While the rest of the crib or bassinet has full sides to it, the side that is next to your bed is lowered or off altogether. That allows you to touch or see your baby in the night without having to get out of bed to do so.
Co-sleeping isn’t a great solution for everyone, but there are some moms who truly benefit from it.
Here are some of the reasons you might want to consider co-sleeping.
- You want your baby right next to you, but aren’t comfortable with the idea of bed-sharing.
- You’re breastfeeding your baby and want to be able to do so in the middle of the night with as little disturbance as possible for everyone involved.
- You have a fussy sleeper on your hands and being next to them seems to soothe your baby.
- You’re worried about the possibility of SIDS and recognize that room-sharing methods like co-sleeping reduces that risk.
- You have less anxiety when your baby is in sight.
- You love to wake up next to your baby in the morning — having that cute little face be the first thing you see is a great feeling.
If you decide to go with co-sleeping, you may be worried you’ll have to buy two cribs — one for co-sleeping and another as your baby gets older and needs a permanent crib. But there are cribs that will work both for co-sleeping and as independent sleeping areas.
Because co-sleeping products are still a fairly new market though, there aren’t a lot of products to choose from yet.
Any co-sleepers will have to follow all the safety requirements that other beds also have to meet.
If you’re looking for the least riskiest way to share sleeping space with your baby, you’ll want to consider room-sharing. Room-sharing comes with a host of benefits for babies and parents.
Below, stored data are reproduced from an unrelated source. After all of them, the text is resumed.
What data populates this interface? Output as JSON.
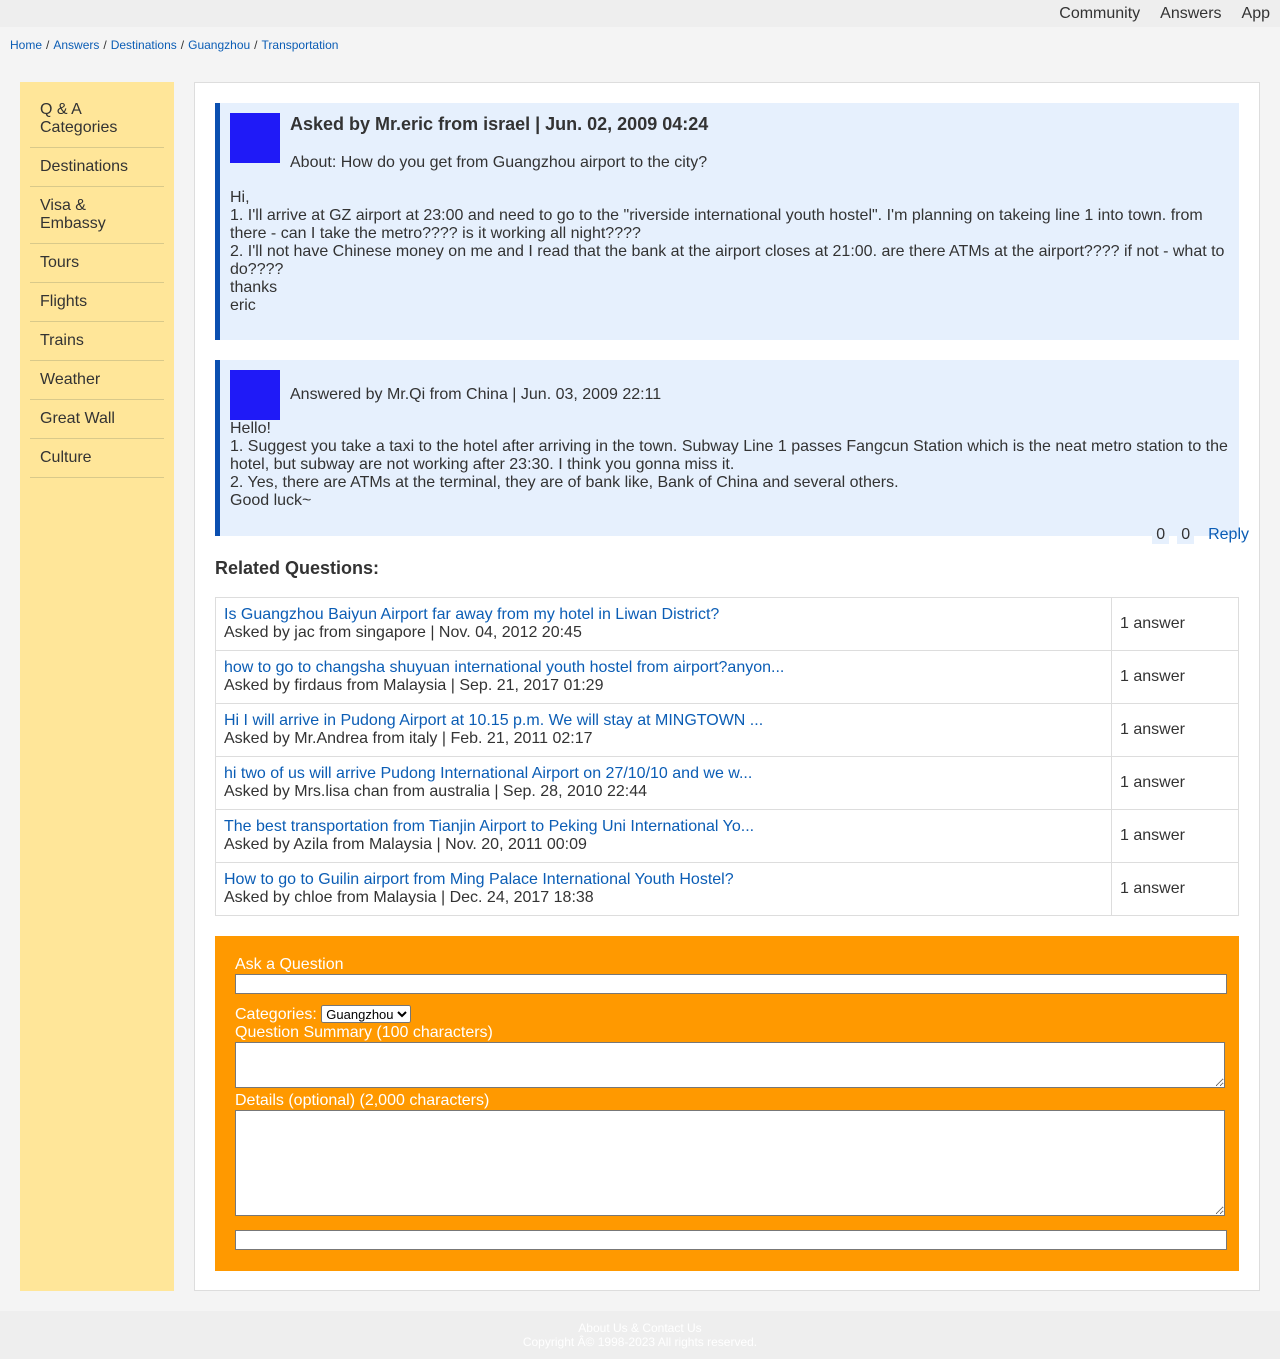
{
  "topnav": {
    "items": [
      "Community",
      "Answers",
      "App"
    ]
  },
  "breadcrumb": [
    "Home",
    "Answers",
    "Destinations",
    "Guangzhou",
    "Transportation"
  ],
  "sidebar": {
    "items": [
      "Q & A Categories",
      "Destinations",
      "Visa & Embassy",
      "Tours",
      "Flights",
      "Trains",
      "Weather",
      "Great Wall",
      "Culture"
    ]
  },
  "question": {
    "title": "Asked by Mr.eric from israel | Jun. 02, 2009 04:24",
    "about": "About: How do you get from Guangzhou airport to the city?",
    "body": [
      "Hi,",
      "1. I'll arrive at GZ airport at 23:00 and need to go to the \"riverside international youth hostel\". I'm planning on takeing line 1 into town. from there - can I take the metro???? is it working all night????",
      "2. I'll not have Chinese money on me and I read that the bank at the airport closes at 21:00. are there ATMs at the airport???? if not - what to do????",
      "thanks",
      "eric"
    ]
  },
  "answer": {
    "title": "Answered by Mr.Qi from China | Jun. 03, 2009 22:11",
    "body": [
      "Hello!",
      "1. Suggest you take a taxi to the hotel after arriving in the town. Subway Line 1 passes Fangcun Station which is the neat metro station to the hotel, but subway are not working after 23:30. I think you gonna miss it.",
      "2. Yes, there are ATMs at the terminal, they are of bank like, Bank of China and several others.",
      "Good luck~"
    ],
    "votes_up": "0",
    "votes_down": "0",
    "reply_label": "Reply"
  },
  "related": {
    "title": "Related Questions:",
    "items": [
      {
        "question": "Is Guangzhou Baiyun Airport far away from my hotel in Liwan District?",
        "meta": "Asked by jac from singapore | Nov. 04, 2012 20:45",
        "answers": "1 answer"
      },
      {
        "question": "how to go to changsha shuyuan international youth hostel from airport?anyon...",
        "meta": "Asked by firdaus from Malaysia | Sep. 21, 2017 01:29",
        "answers": "1 answer"
      },
      {
        "question": "Hi I will arrive in Pudong Airport at 10.15 p.m. We will stay at MINGTOWN ...",
        "meta": "Asked by Mr.Andrea from italy | Feb. 21, 2011 02:17",
        "answers": "1 answer"
      },
      {
        "question": "hi two of us will arrive Pudong International Airport on 27/10/10 and we w...",
        "meta": "Asked by Mrs.lisa chan from australia | Sep. 28, 2010 22:44",
        "answers": "1 answer"
      },
      {
        "question": "The best transportation from Tianjin Airport to Peking Uni International Yo...",
        "meta": "Asked by Azila from Malaysia | Nov. 20, 2011 00:09",
        "answers": "1 answer"
      },
      {
        "question": "How to go to Guilin airport from Ming Palace International Youth Hostel?",
        "meta": "Asked by chloe from Malaysia | Dec. 24, 2017 18:38",
        "answers": "1 answer"
      }
    ]
  },
  "ask": {
    "title": "Ask a Question",
    "categories_label": "Categories:",
    "category_selected": "Guangzhou",
    "summary_label": "Question Summary (100 characters)",
    "details_label": "Details (optional) (2,000 characters)"
  },
  "footer": {
    "links": "About Us & Contact Us",
    "copyright": "Copyright Â© 1998-2023 All rights reserved."
  },
  "colors": {
    "accent_link": "#0b5db5",
    "sidebar_bg": "#ffe699",
    "post_bg": "#e6f0fd",
    "post_border": "#0b4fb0",
    "avatar": "#1f1af7",
    "ask_bg": "#ff9900"
  }
}
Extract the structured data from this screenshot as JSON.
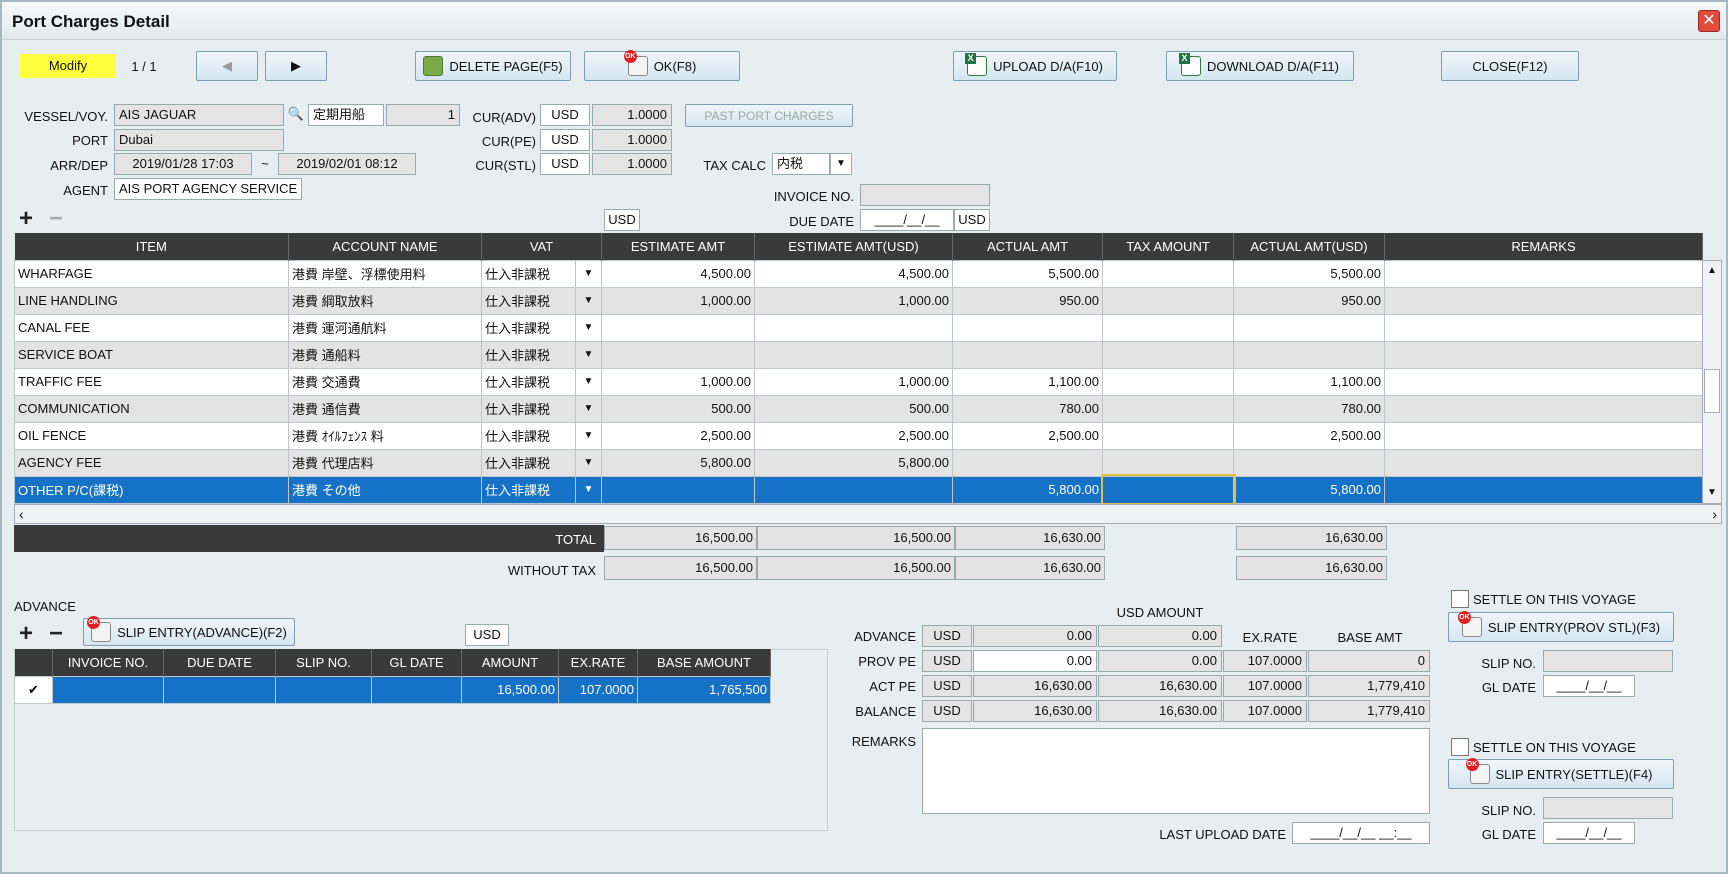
{
  "window": {
    "title": "Port Charges Detail",
    "close_glyph": "✕"
  },
  "toolbar": {
    "mode": "Modify",
    "page_counter": "1 / 1",
    "prev_glyph": "◀",
    "next_glyph": "▶",
    "delete_page": "DELETE PAGE(F5)",
    "ok": "OK(F8)",
    "upload": "UPLOAD D/A(F10)",
    "download": "DOWNLOAD D/A(F11)",
    "close": "CLOSE(F12)"
  },
  "header": {
    "vessel_label": "VESSEL/VOY.",
    "vessel": "AIS JAGUAR",
    "voyage_type": "定期用船",
    "voyage_no": "1",
    "port_label": "PORT",
    "port": "Dubai",
    "arrdep_label": "ARR/DEP",
    "arr": "2019/01/28 17:03",
    "tilde": "~",
    "dep": "2019/02/01 08:12",
    "agent_label": "AGENT",
    "agent": "AIS PORT AGENCY SERVICE",
    "cur_adv_label": "CUR(ADV)",
    "cur_adv": "USD",
    "rate_adv": "1.0000",
    "cur_pe_label": "CUR(PE)",
    "cur_pe": "USD",
    "rate_pe": "1.0000",
    "cur_stl_label": "CUR(STL)",
    "cur_stl": "USD",
    "rate_stl": "1.0000",
    "past_port_charges": "PAST PORT CHARGES",
    "tax_calc_label": "TAX CALC",
    "tax_calc": "内税",
    "invoice_no_label": "INVOICE NO.",
    "invoice_no": "",
    "due_date_label": "DUE DATE",
    "due_date": "____/__/__",
    "due_cur": "USD",
    "grid_cur": "USD"
  },
  "charges": {
    "columns": [
      "ITEM",
      "ACCOUNT NAME",
      "VAT",
      "ESTIMATE AMT",
      "ESTIMATE AMT(USD)",
      "ACTUAL AMT",
      "TAX AMOUNT",
      "ACTUAL AMT(USD)",
      "REMARKS"
    ],
    "rows": [
      {
        "item": "WHARFAGE",
        "account": "港費 岸壁、浮標使用料",
        "vat": "仕入非課税",
        "est": "4,500.00",
        "est_usd": "4,500.00",
        "act": "5,500.00",
        "tax": "",
        "act_usd": "5,500.00",
        "remarks": ""
      },
      {
        "item": "LINE HANDLING",
        "account": "港費 綱取放料",
        "vat": "仕入非課税",
        "est": "1,000.00",
        "est_usd": "1,000.00",
        "act": "950.00",
        "tax": "",
        "act_usd": "950.00",
        "remarks": ""
      },
      {
        "item": "CANAL FEE",
        "account": "港費 運河通航料",
        "vat": "仕入非課税",
        "est": "",
        "est_usd": "",
        "act": "",
        "tax": "",
        "act_usd": "",
        "remarks": ""
      },
      {
        "item": "SERVICE BOAT",
        "account": "港費 通船料",
        "vat": "仕入非課税",
        "est": "",
        "est_usd": "",
        "act": "",
        "tax": "",
        "act_usd": "",
        "remarks": ""
      },
      {
        "item": "TRAFFIC FEE",
        "account": "港費 交通費",
        "vat": "仕入非課税",
        "est": "1,000.00",
        "est_usd": "1,000.00",
        "act": "1,100.00",
        "tax": "",
        "act_usd": "1,100.00",
        "remarks": ""
      },
      {
        "item": "COMMUNICATION",
        "account": "港費 通信費",
        "vat": "仕入非課税",
        "est": "500.00",
        "est_usd": "500.00",
        "act": "780.00",
        "tax": "",
        "act_usd": "780.00",
        "remarks": ""
      },
      {
        "item": "OIL FENCE",
        "account": "港費 ｵｲﾙﾌｪﾝｽ 料",
        "vat": "仕入非課税",
        "est": "2,500.00",
        "est_usd": "2,500.00",
        "act": "2,500.00",
        "tax": "",
        "act_usd": "2,500.00",
        "remarks": ""
      },
      {
        "item": "AGENCY FEE",
        "account": "港費 代理店料",
        "vat": "仕入非課税",
        "est": "5,800.00",
        "est_usd": "5,800.00",
        "act": "",
        "tax": "",
        "act_usd": "",
        "remarks": ""
      },
      {
        "item": "OTHER P/C(課税)",
        "account": "港費 その他",
        "vat": "仕入非課税",
        "est": "",
        "est_usd": "",
        "act": "5,800.00",
        "tax": "",
        "act_usd": "5,800.00",
        "remarks": ""
      }
    ],
    "total_label": "TOTAL",
    "total": {
      "est": "16,500.00",
      "est_usd": "16,500.00",
      "act": "16,630.00",
      "act_usd": "16,630.00"
    },
    "without_tax_label": "WITHOUT TAX",
    "without_tax": {
      "est": "16,500.00",
      "est_usd": "16,500.00",
      "act": "16,630.00",
      "act_usd": "16,630.00"
    }
  },
  "advance": {
    "label": "ADVANCE",
    "slip_entry": "SLIP ENTRY(ADVANCE)(F2)",
    "currency": "USD",
    "columns": [
      "",
      "INVOICE NO.",
      "DUE DATE",
      "SLIP NO.",
      "GL DATE",
      "AMOUNT",
      "EX.RATE",
      "BASE AMOUNT"
    ],
    "rows": [
      {
        "checked": "✔",
        "invoice": "",
        "due": "",
        "slip": "",
        "gl": "",
        "amount": "16,500.00",
        "rate": "107.0000",
        "base": "1,765,500"
      }
    ]
  },
  "summary": {
    "usd_amount_label": "USD AMOUNT",
    "ex_rate_label": "EX.RATE",
    "base_amt_label": "BASE AMT",
    "rows": [
      {
        "label": "ADVANCE",
        "cur": "USD",
        "amt": "0.00",
        "usd": "0.00",
        "rate": "",
        "base": ""
      },
      {
        "label": "PROV PE",
        "cur": "USD",
        "amt": "0.00",
        "usd": "0.00",
        "rate": "107.0000",
        "base": "0"
      },
      {
        "label": "ACT PE",
        "cur": "USD",
        "amt": "16,630.00",
        "usd": "16,630.00",
        "rate": "107.0000",
        "base": "1,779,410"
      },
      {
        "label": "BALANCE",
        "cur": "USD",
        "amt": "16,630.00",
        "usd": "16,630.00",
        "rate": "107.0000",
        "base": "1,779,410"
      }
    ],
    "remarks_label": "REMARKS",
    "remarks": "",
    "last_upload_label": "LAST UPLOAD DATE",
    "last_upload": "____/__/__ __:__"
  },
  "settle": {
    "settle_label": "SETTLE ON THIS VOYAGE",
    "prov_stl": "SLIP ENTRY(PROV STL)(F3)",
    "settle_btn": "SLIP ENTRY(SETTLE)(F4)",
    "slip_no_label": "SLIP NO.",
    "gl_date_label": "GL DATE",
    "gl_date_value": "____/__/__"
  },
  "colors": {
    "selected_row": "#1672c6",
    "mode_bg": "#ffff3b",
    "header_bg": "#3a3a3a"
  }
}
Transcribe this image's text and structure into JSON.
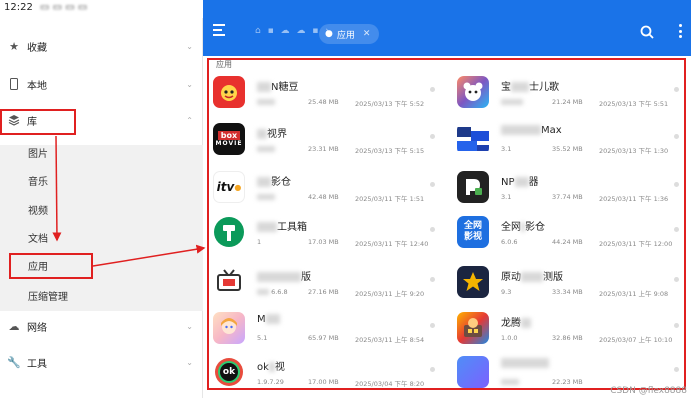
{
  "statusbar": {
    "time": "12:22"
  },
  "drawer": {
    "items": [
      {
        "label": "收藏",
        "icon": "star-icon"
      },
      {
        "label": "本地",
        "icon": "phone-icon"
      },
      {
        "label": "库",
        "icon": "layers-icon"
      }
    ],
    "sub_items": [
      "图片",
      "音乐",
      "视频",
      "文档",
      "应用",
      "压缩管理"
    ],
    "bottom_items": [
      {
        "label": "网络",
        "icon": "network-icon"
      },
      {
        "label": "工具",
        "icon": "wrench-icon"
      }
    ]
  },
  "topbar": {
    "chip_label": "应用"
  },
  "content": {
    "section_label": "应用"
  },
  "apps_left": [
    {
      "name_pre": "",
      "name_post": "N糖豆",
      "size": "25.48 MB",
      "date": "2025/03/13 下午 5:52",
      "ver": ""
    },
    {
      "name_pre": "",
      "name_post": "视界",
      "size": "23.31 MB",
      "date": "2025/03/13 下午 5:15",
      "ver": ""
    },
    {
      "name_pre": "",
      "name_post": "影仓",
      "size": "42.48 MB",
      "date": "2025/03/11 下午 1:51",
      "ver": ""
    },
    {
      "name_pre": "",
      "name_post": "工具箱",
      "size": "17.03 MB",
      "date": "2025/03/11 下午 12:40",
      "ver": "1"
    },
    {
      "name_pre": "",
      "name_post": "版",
      "size": "27.16 MB",
      "date": "2025/03/11 上午 9:20",
      "ver": "6.6.8"
    },
    {
      "name_pre": "M",
      "name_post": "",
      "size": "65.97 MB",
      "date": "2025/03/11 上午 8:54",
      "ver": "5.1"
    },
    {
      "name_pre": "ok",
      "name_post": "视",
      "size": "17.00 MB",
      "date": "2025/03/04 下午 8:20",
      "ver": "1.9.7.29"
    }
  ],
  "apps_right": [
    {
      "name_pre": "宝",
      "name_post": "士儿歌",
      "size": "21.24 MB",
      "date": "2025/03/13 下午 5:51",
      "ver": ""
    },
    {
      "name_pre": "",
      "name_post": "Max",
      "size": "35.52 MB",
      "date": "2025/03/13 下午 1:30",
      "ver": "3.1"
    },
    {
      "name_pre": "NP",
      "name_post": "器",
      "size": "37.74 MB",
      "date": "2025/03/11 下午 1:36",
      "ver": "3.1"
    },
    {
      "name_pre": "全网",
      "name_post": "影仓",
      "size": "44.24 MB",
      "date": "2025/03/11 下午 12:00",
      "ver": "6.0.6"
    },
    {
      "name_pre": "原动",
      "name_post": "测版",
      "size": "33.34 MB",
      "date": "2025/03/11 上午 9:08",
      "ver": "9.3"
    },
    {
      "name_pre": "龙腾",
      "name_post": "",
      "size": "32.86 MB",
      "date": "2025/03/07 上午 10:10",
      "ver": "1.0.0"
    },
    {
      "name_pre": "",
      "name_post": "",
      "size": "22.23 MB",
      "date": "",
      "ver": ""
    }
  ],
  "icon_text": {
    "box": "box",
    "movie": "MOVIE",
    "itv": "itv",
    "qw1": "全网",
    "qw2": "影视",
    "ok": "ok"
  },
  "watermark": "CSDN @flex8888"
}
- Ease a parent’s anxiety.
- Save them money because they won’t have to buy a baby monitor.
- It greatly reduces the risk of a baby dying in their sleep.
- It makes breastfeeding more convenient for both moms and babies.
- It may help a parent and baby sleep better.
- It doesn’t carry as much risk with it as bed-sharing and is more time-tested as a method than co-sleeping is.
But room-sharing isn’t for everyone. And while some parents find they sleep better with their babies in the room, others don’t fare as well. If you’re an extremely light sleeper, you might find that room-sharing, co-sleeping, or bed-sharing is too distracting to your sleep.
Babies make a surprising number of noises when they sleep, and every one of those sounds might be enough to disrupt your sleep and potentially theirs if you feel the need to check on them in their crib with every noise you hear.
The Bottom Line
It’s natural for you to not want to take your eyes off your baby. Your number one duty is to protect them and that’s easier to do when you’re in the same room.
But there is such as thing as holding someone too tightly. And that applies in the case of bed-sharing. That should be avoided until your baby is older for safety concerns.
Your best option is to co sleep by using a special crib that can be placed right next to your bed. Another good alternative is to keep a crib in your room, even if it isn’t right next to your bed.